Wednesday, January 20, 2016

On Star Wars

             To call Star Wars a little derivative is a bit like calling Donald Trump a little irresponsible. It’s more than an understatement, it’s a redundancy. The original Star Wars concept was derived from every previous fairy-tale archetype known to man, and this new one is derived from the original. It’s a mirror image copy of the original, with bits of episodes five and six thrown in completion. Watching it, I thought two things:

           First: Did it need to be? Did we need to begin with a young orphan in a desert? Did we need a cute little droid with secret plans hidden within him? Did the super-villain need to wear a mask? Did we need a cantina scene, complete with mock bar-band? Another planet-sized planet destroyer, with more holographic visitations from the Big Boss guy? More familial strife? More long dog-fights through stretches of impossibly lengthy duct work? Did we need to undo three films worth of Han Solo’s character development to bring him back exactly as we found him[1]? Did we need to restore the status quo to this mythical world?  Sure. Why not?
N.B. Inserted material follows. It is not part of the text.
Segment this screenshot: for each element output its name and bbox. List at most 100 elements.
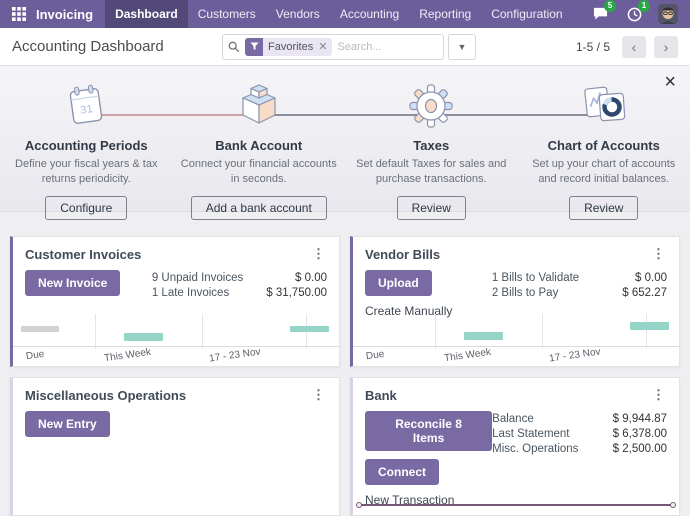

            Second:. This is so fucking cool. Despite all the above, I loved every minute of it, the contrived plot, the cliched dialogue, the snarling villains, the blatant self-reference and the shameless melodrama. Especially the shameless melodrama. I loved it all. I didn’t think they could do it anymore; I thought space opera of this kind was extinct forever, banished in the wake of disco-dancing irony. Hallelujah! There’s no irony to be found here. And no disco songs! Abrhams and company aren’t joking around here: they mean it. They believe it. And it shows. Despite all the above, traits which I normally despise in a movie, it’s done here with such panache, gravitas and wide-eyed sincerity, I could not help but be swept along for the ride, my reservations left far-far behind.

            Best of all: there is no trace of the prequels. No Jar-Jar Binks, no planet Naboo, no crude racial stereotypes. The rules of good (if simple) story-telling and tasteful aesthetics apply here – the villains are menacing, the heroes are charismatic, there is emotional investment in the story, and it actually looks good. We get a world here that looks like people actually live in it, not the blue-screen barf of the prequels. In fact, there’s not a trace of the garish, asymmetrical ugliness that defined the prequels. We can finally pretend they never existed. That is probably the best thing of all.

            I probably could pick it apart and find all sorts of things to get annoyed with. Let’s be honest here, this is more of a video-game than a movie, written by committee, designed for merchandise, specifically constructed to appeal to our sentimental attachment to childhood memories. But I think it’s high time someone respected my sentimental attachment to my childhood memories. In this rotten world, where ISIS exists but Motorhead no longer does, and where even Doctor Who will let you down, I’ll take what I can get. I want my adventure stories back, and finally I got one.

            Hallelujah.   
  




[1] To be fair, this is sort of explained – he was reacting to trauma, the only way he knew how. Fair enough.